ILLUSTRATION/Dale Luther

Alaska Rep. Don Young has a new assignment in Congress: chairman of the House Transportation Committee. Given Alaskans’ concerns with maritime, surface and aviation issues, this committee is fully as important to the state as the Resources Committee that Young chaired in the last Congress.

Young remains a member of the Resources Committee, and as the ranking Republican, will be vice chairman of that committee, now chaired by Rep. Jim Hansen, a Republican from Utah.

Several of Young’s key Alaska staff have been brought from Resources over to Transportation, including Chief of Staff Lloyd Jones, formerly a state senator from Ketchikan, Mike Henry, chief counsel Liz Meggison and Steve Hansen, who will handle public information for the Transportation Committee.

One of the Alaska resource issues the congressman may deal with soon is lining up co-sponsors for his HR39, a bill introduced as the new Congress convened that would open the coastal plain of the Arctic National Wildlife Refuge to exploration, according to Chris Fluhr, a Resources Committee staff member assigned to Alaska issues.

The same bill was sponsored by Young last year and had 45 co-sponsors and many more interested in the measure. But given the certainty of a veto by President Clinton, Young did not attempt to move the bill out of Resources last year. This year may be different, with a new Republican administration in power.

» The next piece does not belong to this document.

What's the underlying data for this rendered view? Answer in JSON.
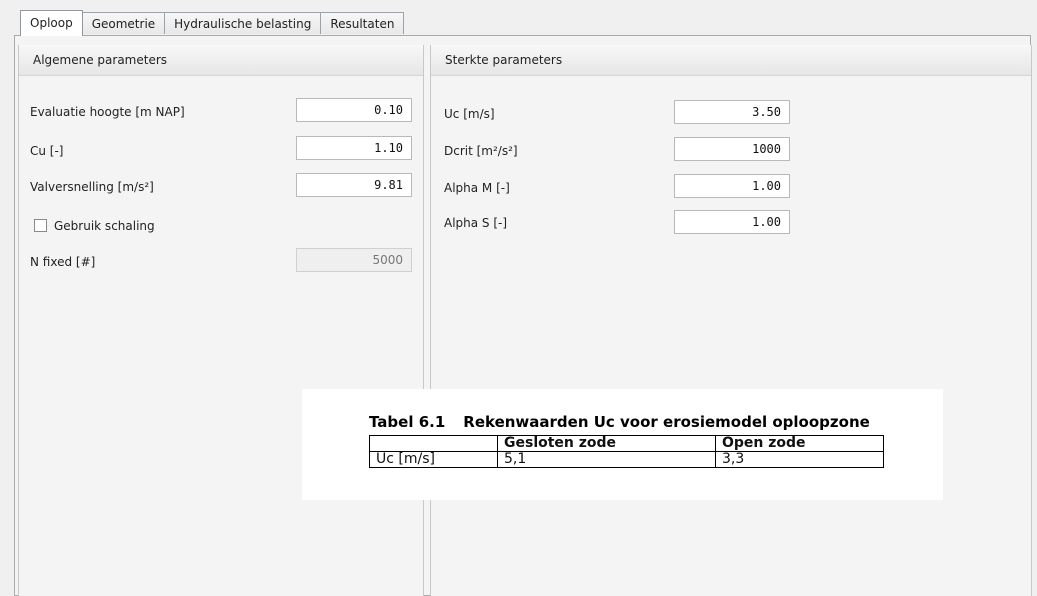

There may be much more interest in the issue in Congress this year, given the gravity of the nation’s energy supply situation, Fluhr said. Young held hearings on national energy policy last year in which ANWR was the main topic.

Another key issue the Resources Committee may tackle is the new roadless initiative Clinton recently put in place banning road building in several national forests, including the Tongass and Chugach forests in Alaska. Hansen is keenly interested in this because of the effects in his home state of Idaho.

Young feels that the Clinton administration double-crossed Alaskans by first promising to exclude the Tongass, then saying the roadless policy would take effect in four years, and finally imposing it immediately. Legislation is a possibility, but Fluhr said the Bush administration may choose to undo the regulations through administrative action.

But this will take time because a clear policy reason for the action must be established, and then rule-making procedures carefully followed to avoid lawsuits from environmental groups, he said.

For Alaska, the most expedient course may be through the lawsuits being pursued by the state of Alaska. There is a clear legal argument against the roadless plan in the Alaska national forests through the "no more" clause of the 1980 Alaska National Lands Conservation Lands Act, Fluhr said.

Another key Alaska issue being followed through the Resources Committee is the environmentalists’ initiatives being pursued under the Endangered Species Act, not just with Steller sea lions but also Cook Inlet beluga whales, Steller and spectacled eiders and Aleutian sea otters.

Alaska priorities in the Transportation Committee are still being worked out, according to Steve Hansen, spokesman for the committee. One of the early issues the committee may take up is increased funding for the U.S. Coast Guard, not only for its day-to-day operations but for upgrades to vessels, aircraft and search and rescue capability as well, Hansen said. This will benefit the Coast Guard presence in Alaska, he said.

Aviation will be another area the committee will be working on this year, including issues of airline competition and consolidation and essential air service, a matter of importance to smaller Alaska communities. The committee also has jurisdiction over pipeline operations and safety, including the trans-Alaska pipeline system, Hansen said. Reauthorization of the pipeline right of way lease is an issue Young will be watching closely, but it may not require legislation.

The 1973 authorization act included provisions for administrative renewal of the right of way in 2004. Unless environmental lawsuits bog the process down, Congress may not have to intervene, Fluhr said.